Bluestone also took an academic role in field, publishing the New York Attorney Malpractice Report from 2002-2004.  He started the “New York Attorney Malpractice Blog” in 2004, where he has published more than 4500 entries.

Mr. Bluestone has written 38 scholarly peer-reviewed articles concerning legal malpractice, many in the Outside Counsel column of the New York Law Journal. He has appeared as an Expert witness in multiple legal malpractice litigations.

Mr. Bluestone is an adjunct professor of law at St. John’s University College of Law, teaching Legal Malpractice.  Mr. Bluestone has argued legal malpractice cases in the Second Circuit, in the New York State Court of Appeals, each of the four New York Appellate Divisions, in all four of  the U.S. District Courts of New York and in Supreme Courts all over the state.  He has also been admitted pro haec vice in the states of Connecticut, New Jersey and Florida and was formally admitted to the US District Court of Connecticut and to its Bankruptcy Court all for legal malpractice matters. He has been retained by U.S. Trustees in legal malpractice cases from Bankruptcy Courts, and has represented municipalities, insurance companies, hedge funds, communications companies and international manufacturing firms. Mr. Bluestone regularly lectures in CLEs on legal malpractice.
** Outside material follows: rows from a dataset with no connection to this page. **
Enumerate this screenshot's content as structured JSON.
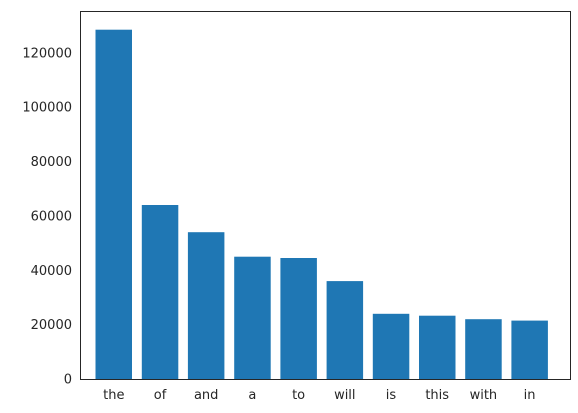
{
  "chart_data": {
    "type": "bar",
    "categories": [
      "the",
      "of",
      "and",
      "a",
      "to",
      "will",
      "is",
      "this",
      "with",
      "in"
    ],
    "values": [
      128500,
      64000,
      54000,
      45000,
      44500,
      36000,
      24000,
      23300,
      22000,
      21500
    ],
    "ylim": [
      0,
      135000
    ],
    "yticks": [
      0,
      20000,
      40000,
      60000,
      80000,
      100000,
      120000
    ],
    "ytick_labels": [
      "0",
      "20000",
      "40000",
      "60000",
      "80000",
      "100000",
      "120000"
    ],
    "title": "",
    "xlabel": "",
    "ylabel": "",
    "grid": false,
    "bar_color": "#1f77b4"
  }
}
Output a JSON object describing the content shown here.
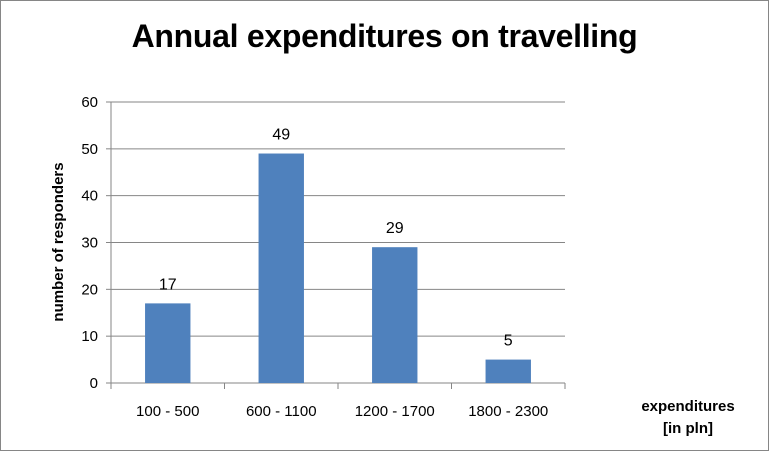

Based upon his professional experience Bluestone was named a Diplomate and was Board Certified by the American Board of Professional Liability Attorneys in 2008 in Legal Malpractice. He remains Board Certified.  He was admitted to The Best Lawyers in America from 2012-2019.  He has been featured in Who’s Who in Law since 1993.

In the last years, Mr. Bluestone has been featured for two particularly noteworthy legal malpractice cases.  The first was a settlement of an $11.9 million dollar default legal malpractice case of Yeo v. Kasowitz, Benson, Torres & Friedman which was reported in the NYLJ on August 15, 2016. Most recently, Mr. Bluestone obtained a rare plaintiff’s verdict in a legal malpractice case on behalf of the City of White Plains v. Joseph Maria, reported in the NYLJ on February 14, 2017. It was the sole legal malpractice jury verdict in the State of New York for 2017.

Bluestone has been at the forefront of the development of legal malpractice principles and has contributed case law decisions, writing and lecturing which have been recognized by his peers.  He is regularly mentioned in academic writing, and his past cases are often cited in current legal malpractice decisions. He is recognized for his ample writings on Judiciary Law § 487, a 850 year old statute deriving from England which relates to attorney deceit.